Akhlak kepada Allah SWT dalam ayat ini adalah tentang menyukuri nikmat-Nya. Mensyukuri nikmat-Nya berarti mensyukuri pemberian-Nya dalam segala hal, baik itu berupa kesehatan, harta dan lain sebagainya. Bahkan dijelaskan dalam ayat yang lain bahwa ketika manusia tidak bersyukur maka sesungguhnya akan mendapatkan azab Allah SWT (Q.S. Ibrahim: 7).
3) Selalu Berdo’a Kepada-Nya (Q.S. Al-Ghafir: 60)
وَقَالَ رَبُّكُمُ ادْعُونِي أَسْتَجِبْ لَكُمْ ۚ إِنَّ الَّذِينَ يَسْتَكْبِرُونَ عَنْ عِبَادَتِي سَيَدْخُلُونَ جَهَنَّمَ دَاخِرِينَ
“Dan Tuhanmu berfirman: "Berdoalah kepada-Ku, niscaya akan Kuperkenankan bagimu. Sesungguhnya orang-orang yang menyombongkan diri dari menyembah-Ku akan masuk neraka Jahannam dalam keadaan hina dina.”
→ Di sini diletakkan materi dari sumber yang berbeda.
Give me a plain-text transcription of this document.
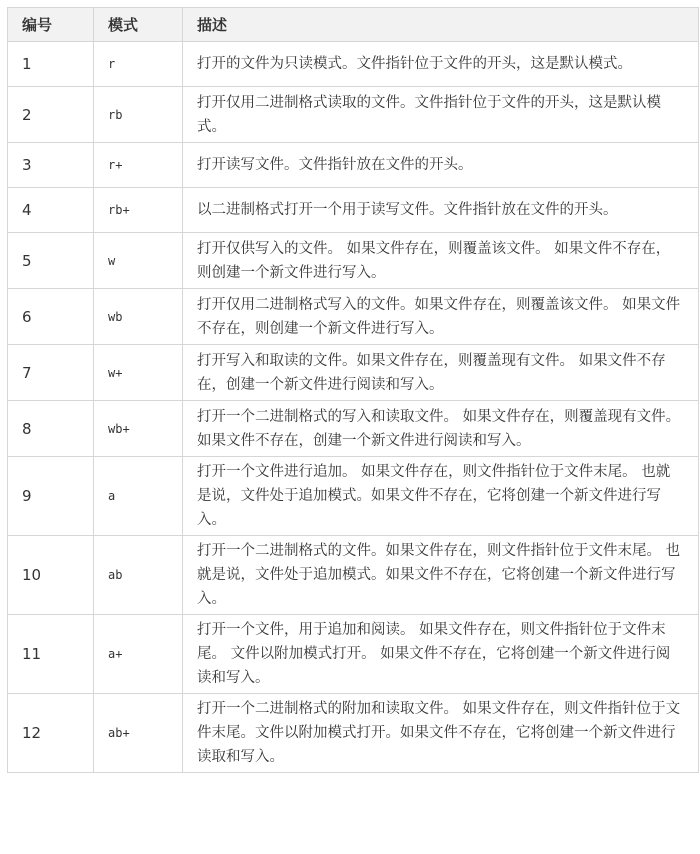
编号	模式	描述
1	r	打开的文件为只读模式。文件指针位于文件的开头，这是默认模式。
2	rb	打开仅用二进制格式读取的文件。文件指针位于文件的开头，这是默认模式。
3	r+	打开读写文件。文件指针放在文件的开头。
4	rb+	以二进制格式打开一个用于读写文件。文件指针放在文件的开头。
5	w	打开仅供写入的文件。 如果文件存在，则覆盖该文件。 如果文件不存在，则创建一个新文件进行写入。
6	wb	打开仅用二进制格式写入的文件。如果文件存在，则覆盖该文件。 如果文件不存在，则创建一个新文件进行写入。
7	w+	打开写入和取读的文件。如果文件存在，则覆盖现有文件。 如果文件不存在，创建一个新文件进行阅读和写入。
8	wb+	打开一个二进制格式的写入和读取文件。 如果文件存在，则覆盖现有文件。 如果文件不存在，创建一个新文件进行阅读和写入。
9	a	打开一个文件进行追加。 如果文件存在，则文件指针位于文件末尾。 也就是说，文件处于追加模式。如果文件不存在，它将创建一个新文件进行写入。
10	ab	打开一个二进制格式的文件。如果文件存在，则文件指针位于文件末尾。 也就是说，文件处于追加模式。如果文件不存在，它将创建一个新文件进行写入。
11	a+	打开一个文件，用于追加和阅读。 如果文件存在，则文件指针位于文件末尾。 文件以附加模式打开。 如果文件不存在，它将创建一个新文件进行阅读和写入。
12	ab+	打开一个二进制格式的附加和读取文件。 如果文件存在，则文件指针位于文件末尾。文件以附加模式打开。如果文件不存在，它将创建一个新文件进行读取和写入。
Akhlak kepada Allah SWT dalam ayat ini adalah tentang berdo’a. Berdo’a kepada Allah adalah memohon segala sesuatu kepada Allah SWT. Manusia di dalam kehidupannya terkadang berhadapan dengan masalah, kebutuhan hidupnya. Karenanya manusia senantiasa diarahkan untuk memohon kepada Allah SWT yang memiliki alam raya ini.
4) Beribadah (Q.S. Ad-Dzariyat: 56)
Tugas manusia ditugaskan di dunia ini adalah untuk beribadah karena itu taat terhadap aturan-Nya merupakan bagian dari perbuatan baik. Allah SWT berfirman:
وَمَا خَلَقْتُ الْجِنَّ وَالْإِنْسَ إِلَّا لِيَعْبُدُونِ
“Dan aku tidak menciptakan jin dan manusia melainkan supaya mereka mengabdi kepada-Ku.”
Akhlak kepada Allah SWT dalam ayat ini adalah tentang beribadah. Manusia dan jin diciptakan oleh Allah dengan tujuan beribadah. Beribadah harus senantiasa diniatkan karena Allah SWT.
[1] Abuddin Nata, Akhlak Tasawuf, h. 126-131.